ARTICLE | doi:10.20944/preprints202306.0763.v1
Subject: Biology And Life Sciences, Agricultural Science And Agronomy Keywords: Mycogone perniciosa; Bacillus subtilis; industrial Bacillus strains; microbiocontrol; antifungal activity; producer strains; biological efficacy; multirecycled spent mushroom substrates; multirecycled SMS aqueous extracts; submerged multibiorecycled biologics
Online: 12 June 2023 (04:56:57 CEST)
Microbiocontrol of Mycogone perniciosa is focused on casing soil antagonists use. Since no industrial producer strains of polyfunctional biologics were used in previous studies, research goal was to characterize Bacillus subtilis B-10 and M-22 effect on mycopathogen and reveal its control possibilities. Interactions between producer strains and M. perniciosa were evaluated using well method and spraying. Mycoparasite colony area and its lysis zone were determined. Biological efficacy was characterized by lysis zone proportion in total area occupied by the micromycete mycelium. Statistical processing included W-test, ANOVA, means (M) and standard errors (±SEM) calculation. The significance was assessed by t-test.
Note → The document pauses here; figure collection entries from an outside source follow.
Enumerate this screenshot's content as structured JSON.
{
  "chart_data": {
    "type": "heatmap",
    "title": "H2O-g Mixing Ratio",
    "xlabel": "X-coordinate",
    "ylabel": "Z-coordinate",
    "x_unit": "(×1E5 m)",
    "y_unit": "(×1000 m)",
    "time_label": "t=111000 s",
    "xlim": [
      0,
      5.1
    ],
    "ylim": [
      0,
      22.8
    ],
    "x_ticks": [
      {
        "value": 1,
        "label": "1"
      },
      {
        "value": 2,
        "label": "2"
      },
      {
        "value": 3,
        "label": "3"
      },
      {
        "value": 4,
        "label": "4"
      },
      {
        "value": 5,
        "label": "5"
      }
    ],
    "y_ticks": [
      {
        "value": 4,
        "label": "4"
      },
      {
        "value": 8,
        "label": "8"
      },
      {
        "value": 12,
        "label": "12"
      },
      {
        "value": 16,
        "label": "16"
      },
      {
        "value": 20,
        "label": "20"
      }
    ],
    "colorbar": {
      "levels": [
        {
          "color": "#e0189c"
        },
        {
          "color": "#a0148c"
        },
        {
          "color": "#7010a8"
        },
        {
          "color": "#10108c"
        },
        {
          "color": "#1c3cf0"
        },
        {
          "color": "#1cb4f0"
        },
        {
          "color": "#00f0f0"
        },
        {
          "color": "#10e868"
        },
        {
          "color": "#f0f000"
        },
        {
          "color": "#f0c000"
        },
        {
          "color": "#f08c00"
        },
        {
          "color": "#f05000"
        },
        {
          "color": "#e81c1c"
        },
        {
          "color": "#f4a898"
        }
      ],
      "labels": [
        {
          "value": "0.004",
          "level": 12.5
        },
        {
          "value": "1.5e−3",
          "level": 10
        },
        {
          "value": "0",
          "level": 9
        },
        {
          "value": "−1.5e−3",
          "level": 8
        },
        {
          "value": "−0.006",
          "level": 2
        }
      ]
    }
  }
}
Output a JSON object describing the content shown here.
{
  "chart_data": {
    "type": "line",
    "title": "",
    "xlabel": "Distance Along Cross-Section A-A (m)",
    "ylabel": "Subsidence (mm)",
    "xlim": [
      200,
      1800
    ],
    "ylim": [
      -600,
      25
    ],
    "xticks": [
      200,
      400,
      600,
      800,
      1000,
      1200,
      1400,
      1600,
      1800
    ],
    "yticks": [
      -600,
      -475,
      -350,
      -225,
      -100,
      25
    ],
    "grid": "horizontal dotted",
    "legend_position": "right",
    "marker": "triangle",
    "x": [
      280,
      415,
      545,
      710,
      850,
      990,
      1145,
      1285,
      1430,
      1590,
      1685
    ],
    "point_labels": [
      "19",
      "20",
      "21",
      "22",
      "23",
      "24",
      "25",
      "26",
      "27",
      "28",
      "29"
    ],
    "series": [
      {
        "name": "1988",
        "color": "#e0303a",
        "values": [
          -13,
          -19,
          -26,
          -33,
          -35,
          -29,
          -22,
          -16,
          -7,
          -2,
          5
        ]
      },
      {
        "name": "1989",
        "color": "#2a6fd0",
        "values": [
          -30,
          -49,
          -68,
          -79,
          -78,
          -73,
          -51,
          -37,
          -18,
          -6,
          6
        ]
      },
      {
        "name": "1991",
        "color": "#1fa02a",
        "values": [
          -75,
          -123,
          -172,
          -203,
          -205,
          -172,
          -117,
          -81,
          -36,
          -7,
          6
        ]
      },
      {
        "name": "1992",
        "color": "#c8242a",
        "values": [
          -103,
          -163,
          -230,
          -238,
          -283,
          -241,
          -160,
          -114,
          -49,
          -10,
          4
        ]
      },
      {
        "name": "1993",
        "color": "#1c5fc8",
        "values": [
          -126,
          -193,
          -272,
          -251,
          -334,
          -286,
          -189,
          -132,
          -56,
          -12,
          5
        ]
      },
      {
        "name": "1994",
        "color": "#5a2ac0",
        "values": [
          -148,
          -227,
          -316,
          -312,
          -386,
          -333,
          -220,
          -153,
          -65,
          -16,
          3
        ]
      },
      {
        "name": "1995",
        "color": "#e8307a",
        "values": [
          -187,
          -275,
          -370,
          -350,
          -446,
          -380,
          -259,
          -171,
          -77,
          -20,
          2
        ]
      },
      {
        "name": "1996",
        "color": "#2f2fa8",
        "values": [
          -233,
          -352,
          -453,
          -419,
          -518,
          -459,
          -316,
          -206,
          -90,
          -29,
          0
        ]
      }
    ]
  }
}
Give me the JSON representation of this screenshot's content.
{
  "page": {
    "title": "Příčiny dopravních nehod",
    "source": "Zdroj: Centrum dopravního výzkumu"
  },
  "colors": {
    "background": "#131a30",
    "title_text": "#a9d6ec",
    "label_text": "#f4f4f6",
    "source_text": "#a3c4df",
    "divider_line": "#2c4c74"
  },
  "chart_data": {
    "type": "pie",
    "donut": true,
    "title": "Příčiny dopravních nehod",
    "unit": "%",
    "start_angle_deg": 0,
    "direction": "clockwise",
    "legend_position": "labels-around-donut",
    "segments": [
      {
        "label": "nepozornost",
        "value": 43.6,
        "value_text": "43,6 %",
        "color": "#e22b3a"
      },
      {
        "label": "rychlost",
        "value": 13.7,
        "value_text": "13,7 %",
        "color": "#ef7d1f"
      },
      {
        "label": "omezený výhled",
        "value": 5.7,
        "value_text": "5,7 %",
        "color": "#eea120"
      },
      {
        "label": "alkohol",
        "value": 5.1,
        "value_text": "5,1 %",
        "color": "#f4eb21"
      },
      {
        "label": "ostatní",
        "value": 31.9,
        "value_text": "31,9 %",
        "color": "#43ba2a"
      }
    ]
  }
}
M. perniciosa development suppressing by producer strains was established, indicates a prolonged B-10 and M-22 effect on mycopathogen. High biological efficacy of both strains at the early stages of mycopathogen development by introducing into the wells and spraying was shown: B-10 – 50.9–99.6 % and M-22 – 57.5–99.2 % respectively (p ≤ 0.05). Significant differences between producer strains were not revealed, although during the first exposure day to developed M. perniciosa colonies M-22 has shown greater activity. Preventive treatment high efficiency when producer strains completely suppressed mycoparasite development, permit recommending them both to introduce when preparing casing for M. perniciosa control.